1
votes

I have an Azure durable function project where I'm working with relatively big CSV files. I have two trigger functions:


  • One trigger function needs to get a file from Azure Blob Storage, where that file is over 100MB, and It needs to make smaller chunks and put them in Azure Blob Storage (on different blob directory)

    This is the trigger orchestration function

[FunctionName(nameof(FileChunkerOrchestration))]
public async Task Run(
  [OrchestrationTrigger] IDurableOrchestrationContext context, 
  ILogger log)
{
  var blobName = context.GetInput<string>();  
  var chunkCounter = await context.CallActivityAsync<int>(nameof(FileChunkerActivity), blobName);
}

This is the activity function

[StorageAccount("AzureWebJobsStorage")]
[FunctionName(nameof(FileChunkerActivity))]
public async Task<int> Run(
  [ActivityTrigger]IDurableActivityContext context,
  string fileName,
  [Blob("vessel-container/csv-files/{fileName}.csv", FileAccess.Read)]TextReader blob,
  [Blob("vessel-container/csv-chunks", FileAccess.Write)] CloudBlobContainer container)
{
  // Uses TextReader blob to create chunk files 
  // Then stores chunk by chunk (as soon as one chunk is created then it's being uploaded to Blob storage) in CloudBlobContainer container
}

  • The second trigger function gets triggered on each and every chunks that have been created
[StorageAccount("AzureWebJobsStorage")]
[FunctionName(nameof(FileTrigger))]
public async Task Run(
  [DurableClient] IDurableClient starter,  
  [BlobTrigger("vessel-container/csv-chunks/{name}.csv")] Stream blob,
  string name,
  ILogger log)
{
  // Here the processing chunk files start            
}

The problem I'm having is that the second function triggers every and each CSV chunk files and starts to run in parallel which leads my project to use too many available RAM.

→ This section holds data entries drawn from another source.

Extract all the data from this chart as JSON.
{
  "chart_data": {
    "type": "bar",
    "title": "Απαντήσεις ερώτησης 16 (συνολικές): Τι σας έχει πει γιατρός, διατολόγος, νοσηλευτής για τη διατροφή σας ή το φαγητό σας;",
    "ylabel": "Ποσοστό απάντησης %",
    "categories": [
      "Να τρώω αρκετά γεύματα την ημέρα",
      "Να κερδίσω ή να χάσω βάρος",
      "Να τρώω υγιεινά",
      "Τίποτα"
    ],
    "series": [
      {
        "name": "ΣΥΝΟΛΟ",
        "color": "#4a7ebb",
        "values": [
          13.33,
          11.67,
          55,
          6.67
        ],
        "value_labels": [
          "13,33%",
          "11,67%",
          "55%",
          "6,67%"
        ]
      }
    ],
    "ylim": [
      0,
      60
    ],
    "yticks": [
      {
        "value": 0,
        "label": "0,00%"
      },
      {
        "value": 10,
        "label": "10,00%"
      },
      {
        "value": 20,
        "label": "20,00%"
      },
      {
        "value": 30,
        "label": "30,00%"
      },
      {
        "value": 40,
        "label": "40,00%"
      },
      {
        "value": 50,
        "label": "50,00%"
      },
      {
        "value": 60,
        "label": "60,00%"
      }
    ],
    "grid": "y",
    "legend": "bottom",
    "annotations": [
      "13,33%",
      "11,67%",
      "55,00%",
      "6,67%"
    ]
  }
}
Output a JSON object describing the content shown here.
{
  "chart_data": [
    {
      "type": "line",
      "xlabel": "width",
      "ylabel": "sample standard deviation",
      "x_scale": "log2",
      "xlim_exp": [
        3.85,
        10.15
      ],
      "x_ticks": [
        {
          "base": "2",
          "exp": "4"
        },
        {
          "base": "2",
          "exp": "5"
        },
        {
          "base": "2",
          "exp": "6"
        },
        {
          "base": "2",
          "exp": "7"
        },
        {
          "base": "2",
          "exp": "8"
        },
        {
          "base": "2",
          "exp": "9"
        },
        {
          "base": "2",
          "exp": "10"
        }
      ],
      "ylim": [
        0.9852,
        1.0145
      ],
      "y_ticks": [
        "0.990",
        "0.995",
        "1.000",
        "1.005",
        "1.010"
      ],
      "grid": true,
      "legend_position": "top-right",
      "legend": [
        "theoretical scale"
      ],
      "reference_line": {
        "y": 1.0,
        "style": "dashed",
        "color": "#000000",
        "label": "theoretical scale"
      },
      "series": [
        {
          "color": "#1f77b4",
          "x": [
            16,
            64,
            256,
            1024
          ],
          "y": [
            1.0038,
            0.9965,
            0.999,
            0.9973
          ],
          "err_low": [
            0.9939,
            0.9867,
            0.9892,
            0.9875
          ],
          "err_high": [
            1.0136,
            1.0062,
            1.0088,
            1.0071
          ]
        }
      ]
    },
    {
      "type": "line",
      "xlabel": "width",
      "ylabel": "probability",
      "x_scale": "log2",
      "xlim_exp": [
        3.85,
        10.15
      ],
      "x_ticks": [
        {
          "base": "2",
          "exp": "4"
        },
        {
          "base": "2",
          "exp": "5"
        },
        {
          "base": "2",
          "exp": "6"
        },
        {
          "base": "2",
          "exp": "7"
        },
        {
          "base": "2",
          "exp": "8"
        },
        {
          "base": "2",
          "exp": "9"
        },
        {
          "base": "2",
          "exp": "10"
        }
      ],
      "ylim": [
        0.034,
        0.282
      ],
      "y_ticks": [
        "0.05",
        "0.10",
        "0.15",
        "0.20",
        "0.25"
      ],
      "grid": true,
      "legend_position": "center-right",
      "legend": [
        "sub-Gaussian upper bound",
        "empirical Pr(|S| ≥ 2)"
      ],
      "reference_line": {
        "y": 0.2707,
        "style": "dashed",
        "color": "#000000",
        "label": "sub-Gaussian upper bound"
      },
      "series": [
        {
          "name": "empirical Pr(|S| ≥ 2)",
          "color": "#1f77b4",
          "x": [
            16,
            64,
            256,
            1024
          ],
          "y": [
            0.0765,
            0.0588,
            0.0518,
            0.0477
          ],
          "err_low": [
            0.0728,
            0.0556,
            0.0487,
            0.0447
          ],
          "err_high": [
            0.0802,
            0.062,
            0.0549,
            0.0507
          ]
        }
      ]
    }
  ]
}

I need to fix this in such a manner that my second function (it's orchestration) needs to process file by file.

Please share any idea how to overcome this problem, thanks in advance.

1
Could you share your code a bit? I'm thinking you could split the chunks into groups and await Task.WhenAll() on each group in succession.juunas
Source code I can't share because it's work-related. I could write you a pseudo-code for those functions if you think that can help you. Basically, one trigger function does the splitting and at the same time uploads chunk by chunk while the second function triggers on each chunk and the problem is that the first function does it's job very quickly so at the end the second function is being triggered on all chunks. In ideal, I need to make that second function take one chunk, complete it's processing and only then it can get the second chunk, third chunk, etc.Petar Kovac
Pseudocode would definitely help I think. And so these functions are blob triggered? Or is it some other trigger?juunas
Yes, all of them are blob triggered but on different Blob dir. Edited the question with some examples.Petar Kovac
IIRC there is a json config file you can set these parameters.leppie

1 Answers

0
votes

A possible solution to this problem could be a decoupling of the processing by catching the events generated by the creation of the csv chunk files in the Azure Storage via EventGrid and writing them to a storage queue as target (minimal setup and pretty easy). The storage queue is than consumed by an Azure Function which is limited in the concurrency via settings in host.json (may collide with other function scale targets in one function app and may require a second function app with dedicated settings)